If you’re the person putting in most of the effort to set the system up. It’s important to try not to feel resentful towards a perceived lack of assistance or motivation from your partner, as this is unlikely to help you take positive steps in the right direction. It might help to feel thankful about the contributions they’ve made to your relationship in other ways, especially with tasks that are undertaken where you feel very grateful you did not have to!
Successful money management takes two to tango in a relationship, so it’s important that everyone is on board and invested to make it work and along for the ride! This is by no means relationship counselling, just good old-fashioned common sense and years of experience with money management conversations.

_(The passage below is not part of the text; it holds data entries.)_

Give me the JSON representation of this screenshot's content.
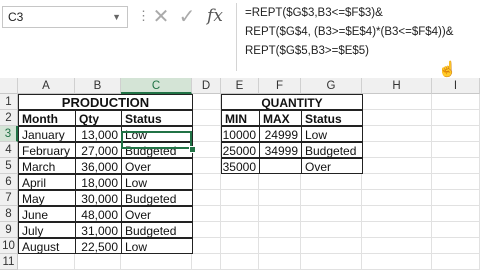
{
  "namebox": {
    "value": "C3"
  },
  "formula_bar": {
    "lines": [
      "=REPT($G$3,B3<=$F$3)&",
      "REPT($G$4, (B3>=$E$4)*(B3<=$F$4))&",
      "REPT($G$5,B3>=$E$5)"
    ],
    "fx_label": "fx"
  },
  "columns": [
    "A",
    "B",
    "C",
    "D",
    "E",
    "F",
    "G",
    "H",
    "I"
  ],
  "rows": [
    "1",
    "2",
    "3",
    "4",
    "5",
    "6",
    "7",
    "8",
    "9",
    "10",
    "11"
  ],
  "production": {
    "title": "PRODUCTION",
    "headers": [
      "Month",
      "Qty",
      "Status"
    ],
    "data": [
      [
        "January",
        "13,000",
        "Low"
      ],
      [
        "February",
        "27,000",
        "Budgeted"
      ],
      [
        "March",
        "36,000",
        "Over"
      ],
      [
        "April",
        "18,000",
        "Low"
      ],
      [
        "May",
        "30,000",
        "Budgeted"
      ],
      [
        "June",
        "48,000",
        "Over"
      ],
      [
        "July",
        "31,000",
        "Budgeted"
      ],
      [
        "August",
        "22,500",
        "Low"
      ]
    ]
  },
  "quantity": {
    "title": "QUANTITY",
    "headers": [
      "MIN",
      "MAX",
      "Status"
    ],
    "data": [
      [
        "10000",
        "24999",
        "Low"
      ],
      [
        "25000",
        "34999",
        "Budgeted"
      ],
      [
        "35000",
        "",
        "Over"
      ]
    ]
  },
  "colors": {
    "accent": "#217346",
    "header_bg": "#f0f0f0"
  }
}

There will most likely be frustration along the journey! Mostly with the service providers that you have to deal with to re-negotiate cost savings. It will take some time getting all your direct debits set up and record your expenses regularly. It may take time and dedication each week or month or so to track your spending and develop new improved habits. In an old gem of a book, the ‘Millionaire Next Door’, a long term study looked into habits of those who became wealthy verses those who didn’t. They discovered that wealth was not the same as income. In other words, they discovered that if you make a good income each year and spend it all, you’re not getting wealthier, you’re just living high! Wealth is what you accumulate, not what you spend.
The research study defined people as Prodigious Accumulators of Wealth (PAW’s) based on the wealth to income ratio. The opposite where called Under Accumulators of Wealth (UAW’s). Interestingly, the PAW’s had a high percentage of both spouses taking a vested interest in money management.
On average they invested nearly twenty percent of their household income!
In ‘Millionaire Next Door’, the seven factors that determined those who become wealthy were:
- They live well below their means (perhaps the most important word there is ‘well’). In other words, they were usually frugal!
- They allocate their time, energy, and money efficiently, in ways conducive to building wealth.
- They believe that financial independence is more important than displaying high social status.
- Their parents did not provide significant or ongoing economic care.
- Their adult children are economically self-sufficient (could this be the greatest gift that you provide by taking these actions towards successful Money Management?)
- They are proficient in targeting market opportunities (if you’re reading this, it is a good sign you have this skill!)
- They chose the right occupation (that is, they chose the right occupation for their personal skillset and innate talent. Not that they became Doctors or Lawyers, mind you).
The author of ‘Millionaire Next Door’ articulates it this way, “Wealth is more often the result of a lifestyle of hard work, perseverance, planning, and, most of all, self-discipline.”